Storage or Usage: Which Wears a Car Down Faster?

Classic Garage

When you use something, it takes a lot of wear and tear. The same goes for cars—driving can mean chips on the windshield and the paint, worn out body parts, dirty oil and many other things that need regular maintenance to keep moving. So if a car has been in storage for a long period of time, it surely won’t be worn down, will it?

You might be surprised by the facts!

Cars Are Meant to Move

While it’s true that having a vehicle on the road means you’re putting wear and tear on it, you’re also using the car for what it was built for. Driving, for instance, turns the belt that charges the alternator. The alternator keeps your car battery charged, allowing you to use the car radio, air conditioner and power windows as well as start the car. If the battery isn’t charged by the alternator, it can run flat surprisingly quickly.

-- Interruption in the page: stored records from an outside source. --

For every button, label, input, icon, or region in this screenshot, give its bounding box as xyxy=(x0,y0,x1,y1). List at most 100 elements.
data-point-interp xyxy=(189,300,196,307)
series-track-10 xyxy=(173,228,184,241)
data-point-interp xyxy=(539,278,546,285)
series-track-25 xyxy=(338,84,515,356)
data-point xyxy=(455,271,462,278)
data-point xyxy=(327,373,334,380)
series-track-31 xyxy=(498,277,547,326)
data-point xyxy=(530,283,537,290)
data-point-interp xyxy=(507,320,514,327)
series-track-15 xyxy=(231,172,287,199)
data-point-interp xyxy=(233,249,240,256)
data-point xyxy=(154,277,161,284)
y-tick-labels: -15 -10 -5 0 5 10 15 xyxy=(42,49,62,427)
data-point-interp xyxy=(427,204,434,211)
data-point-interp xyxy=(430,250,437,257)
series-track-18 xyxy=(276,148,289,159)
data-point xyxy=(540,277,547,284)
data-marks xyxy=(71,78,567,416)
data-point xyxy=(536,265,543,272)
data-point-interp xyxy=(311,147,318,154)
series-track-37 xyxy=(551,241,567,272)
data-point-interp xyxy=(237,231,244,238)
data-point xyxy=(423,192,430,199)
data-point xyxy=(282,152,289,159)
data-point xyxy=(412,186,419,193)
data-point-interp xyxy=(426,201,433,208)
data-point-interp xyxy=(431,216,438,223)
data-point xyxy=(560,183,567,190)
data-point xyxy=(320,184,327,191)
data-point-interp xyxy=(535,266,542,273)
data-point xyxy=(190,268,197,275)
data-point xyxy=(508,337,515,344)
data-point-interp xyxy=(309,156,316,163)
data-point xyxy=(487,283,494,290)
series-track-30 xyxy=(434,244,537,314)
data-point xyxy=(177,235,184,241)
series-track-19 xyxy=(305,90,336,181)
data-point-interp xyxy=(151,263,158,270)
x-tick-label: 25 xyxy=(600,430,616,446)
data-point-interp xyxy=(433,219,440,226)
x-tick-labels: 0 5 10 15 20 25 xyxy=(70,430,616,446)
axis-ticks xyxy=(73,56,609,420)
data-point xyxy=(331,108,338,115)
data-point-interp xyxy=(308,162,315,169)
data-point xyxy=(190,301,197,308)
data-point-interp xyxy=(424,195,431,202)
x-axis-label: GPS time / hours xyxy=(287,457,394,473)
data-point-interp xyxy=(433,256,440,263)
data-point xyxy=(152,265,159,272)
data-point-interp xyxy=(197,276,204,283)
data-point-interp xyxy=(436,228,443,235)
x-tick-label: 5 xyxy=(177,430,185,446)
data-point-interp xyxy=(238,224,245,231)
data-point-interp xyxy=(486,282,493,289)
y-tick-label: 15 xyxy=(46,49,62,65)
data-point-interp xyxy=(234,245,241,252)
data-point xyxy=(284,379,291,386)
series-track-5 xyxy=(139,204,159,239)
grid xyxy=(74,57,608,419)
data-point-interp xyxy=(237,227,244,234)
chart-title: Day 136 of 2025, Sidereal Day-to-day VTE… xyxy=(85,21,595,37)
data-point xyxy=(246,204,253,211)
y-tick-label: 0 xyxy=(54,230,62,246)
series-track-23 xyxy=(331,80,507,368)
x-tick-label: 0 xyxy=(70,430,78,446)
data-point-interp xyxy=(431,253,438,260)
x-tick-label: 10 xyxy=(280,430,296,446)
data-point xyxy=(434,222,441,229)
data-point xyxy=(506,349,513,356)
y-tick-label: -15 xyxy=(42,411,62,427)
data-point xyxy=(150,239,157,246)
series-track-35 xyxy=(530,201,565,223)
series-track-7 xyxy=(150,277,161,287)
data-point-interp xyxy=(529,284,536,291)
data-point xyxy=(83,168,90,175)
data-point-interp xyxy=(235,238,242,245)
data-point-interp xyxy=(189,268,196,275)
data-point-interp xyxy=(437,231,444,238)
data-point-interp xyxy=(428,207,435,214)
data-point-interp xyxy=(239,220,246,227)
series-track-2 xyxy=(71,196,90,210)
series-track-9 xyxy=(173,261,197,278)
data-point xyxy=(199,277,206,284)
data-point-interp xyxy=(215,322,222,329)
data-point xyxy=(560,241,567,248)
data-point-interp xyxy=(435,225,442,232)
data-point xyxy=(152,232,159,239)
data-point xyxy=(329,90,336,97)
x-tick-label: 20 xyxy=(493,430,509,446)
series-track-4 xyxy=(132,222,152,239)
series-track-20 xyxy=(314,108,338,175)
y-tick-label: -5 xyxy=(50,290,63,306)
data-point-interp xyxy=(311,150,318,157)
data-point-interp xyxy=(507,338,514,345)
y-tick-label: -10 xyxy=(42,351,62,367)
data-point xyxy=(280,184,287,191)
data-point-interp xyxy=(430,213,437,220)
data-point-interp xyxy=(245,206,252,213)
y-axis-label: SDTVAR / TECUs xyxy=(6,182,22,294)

Corrosion and pitting can begin on the cylinder walls; when a car is driven, they’re regularly heated and coated with oil. A car left to sit is at the mercy of the elements, and this can mean rust forming in the gas tank, the brakes developing corrosion, the battery going flat, the terminals corroding, moisture collecting in the gas tank and engine and a myriad of other problems.

Safe Storage is Possible

With the right starting steps, you can safely store your car for long periods of time. However, your car will likely need maintenance after you take it out of storage before you can drive it again. Even then, if you want to be able to use your car soon after your storage period is over, you’ll need to:

  • Change the oil
  • Clean the car, inside and out
  • Fill up the tank
  • Keep it charged
  • Keep the parking brake off
  • Store it indoors and covered

If you’re going to store your car for more than 30 days, you may need to have the tires removed and store it on jack stands to prevent damaging your tires. A car is meant to be driven, not sit in a garage for months on end. If you can lend your car to a responsible party while you’re unable to drive it, it can save you on maintenance costs and tune-up costs when you’re ready to get back behind the wheel.